A crime of aggression, power, and control in which one person forces, coerces, or manipulates another person to have sexual intercourse without their consent. Rape includes vaginal, oral, or anal penetration by any object (including fingers) and also includes forced oral sex.
Even if you know the person, you trusted the person, you have had sex before, you didn’t fight back, it happened a long time ago, or you were under the influence of drugs or alcohol, sex without your consent is rape. It is wrong and it is illegal.
Sexism and racism are both tools of oppression, and the intersection of these attitudes make women of color particularly susceptible to sexual violence. They also may make it difficult for women of color to access support services or receive fair treatment within the criminal justice system.
There are sometimes language and cultural barriers that make it hard for women of color, and immigrant women in particular, to disclose abuse and receive the support that they need.
Women of color are often portrayed as promiscuous or hypersexual. These “Jezebel” stereotypes promote the idea that women of color cannot be raped because they are willing participants in all sexual activity.
Some women of color feel very strong connections to their families, cultures, and racial/ethnic groups. They may not want to “betray” the people they care about by disclosing abuse that occurs within those communities.

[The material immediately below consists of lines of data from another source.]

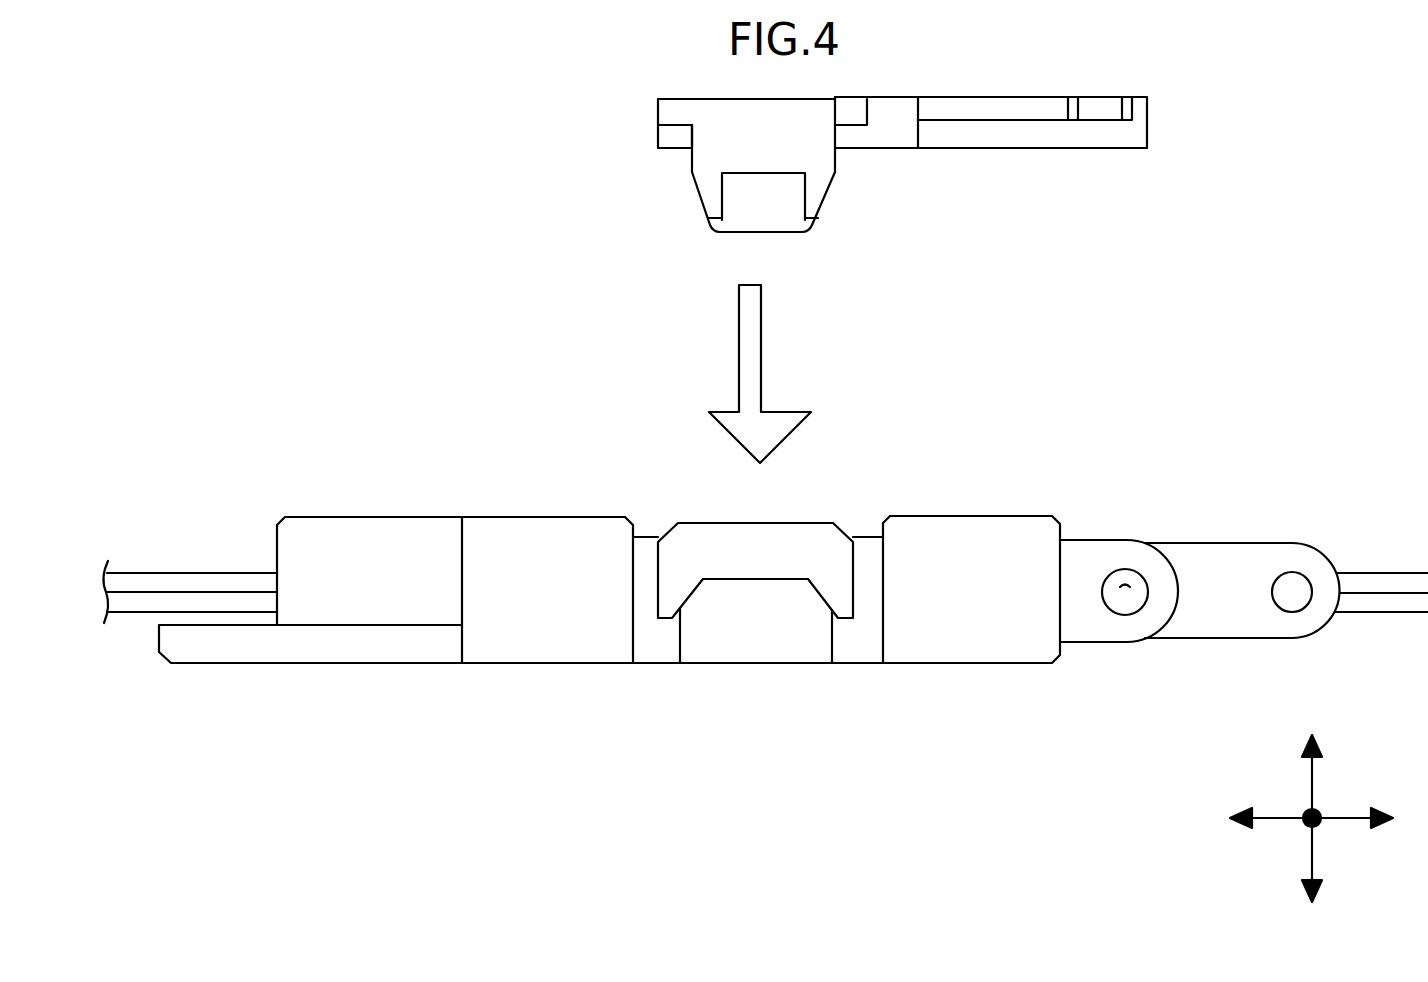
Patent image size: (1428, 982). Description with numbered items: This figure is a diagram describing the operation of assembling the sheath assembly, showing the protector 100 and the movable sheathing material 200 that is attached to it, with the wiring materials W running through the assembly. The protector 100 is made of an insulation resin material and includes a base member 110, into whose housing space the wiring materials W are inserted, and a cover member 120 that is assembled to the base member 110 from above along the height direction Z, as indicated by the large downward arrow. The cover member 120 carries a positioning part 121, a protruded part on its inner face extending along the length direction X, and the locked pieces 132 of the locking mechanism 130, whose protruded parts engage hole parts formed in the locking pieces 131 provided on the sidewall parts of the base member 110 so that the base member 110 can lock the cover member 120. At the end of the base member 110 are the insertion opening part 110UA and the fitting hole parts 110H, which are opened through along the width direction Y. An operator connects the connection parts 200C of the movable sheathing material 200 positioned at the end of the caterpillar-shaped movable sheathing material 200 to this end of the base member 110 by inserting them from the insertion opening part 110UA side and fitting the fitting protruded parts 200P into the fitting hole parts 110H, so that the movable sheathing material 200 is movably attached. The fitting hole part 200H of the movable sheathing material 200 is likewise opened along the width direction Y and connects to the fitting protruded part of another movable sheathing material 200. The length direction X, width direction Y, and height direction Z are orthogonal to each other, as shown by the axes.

The protector 100 is at (884, 133).
The cover member 120 is at (1137, 90).
The positioning part 121 is at (1098, 150).
The locking mechanism 130 is at (683, 164).
The locking piece 131 is at (763, 559).
The locked piece 132 is at (705, 184).
The base member 110 is at (700, 550).
The fitting hole part 110H is at (1126, 575).
The insertion opening part 110UA is at (1180, 585).
The movable sheathing material 200 is at (1215, 579).
The fitting protruded part 200P is at (1125, 593).
The connection part 200C is at (1125, 654).
The fitting hole part 200H is at (1287, 603).
The wiring material W is at (160, 557).
The length direction X is at (1270, 820).
The width direction Y is at (1318, 822).
The height direction Z is at (1312, 768).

Cultural ideas about marriage and gender roles may make it difficult for some women of color, particularly women who live in close-knit communities, to understand that what they are experiencing is abuse.
Experiences with institutionalized racism may make it difficult for women of color to trust the systems and institutions that are supposed to help them. This may include law enforcement, social service agencies, and healthcare providers.
For every African-American woman who reports her rape, at least fifteen African-American women do not report theirs.
In a study conducted in the early 1990s, 60% of South Asian immigrant women spoke of being raped by their husbands.
An analysis of thirty-one pornographic websites found that of the sites depicting women being raped or tortured, nearly half of the victims depicted were Asian women.
One possible reason why Asian and Pacific Islander women report lower rates of sexual violence than other minority groups is that traditional Asian values may discourage them from disclosing personal information, even in a confidential setting.
Approximately 40% of Black women report coercive sexual contact by age eighteen.
Approximately 7.9% of Latinas will be raped by a spouse, partner, or ex-partner during their lifetime.
Many married Hispanic/Latina women view sex as a marital obligation and are less likely than other women to define their experiences of forced sex as rape.
American Indian and Alaska Native women are more likely to be victims of sexual violence committed by a stranger or acquaintance rather than a family member or intimate partner. Approximately 70% of perpetrators are non-Native.
American Indians are the victims of rape and sexual assault at a rate that is 3.5 times higher than that of any other race in the United States.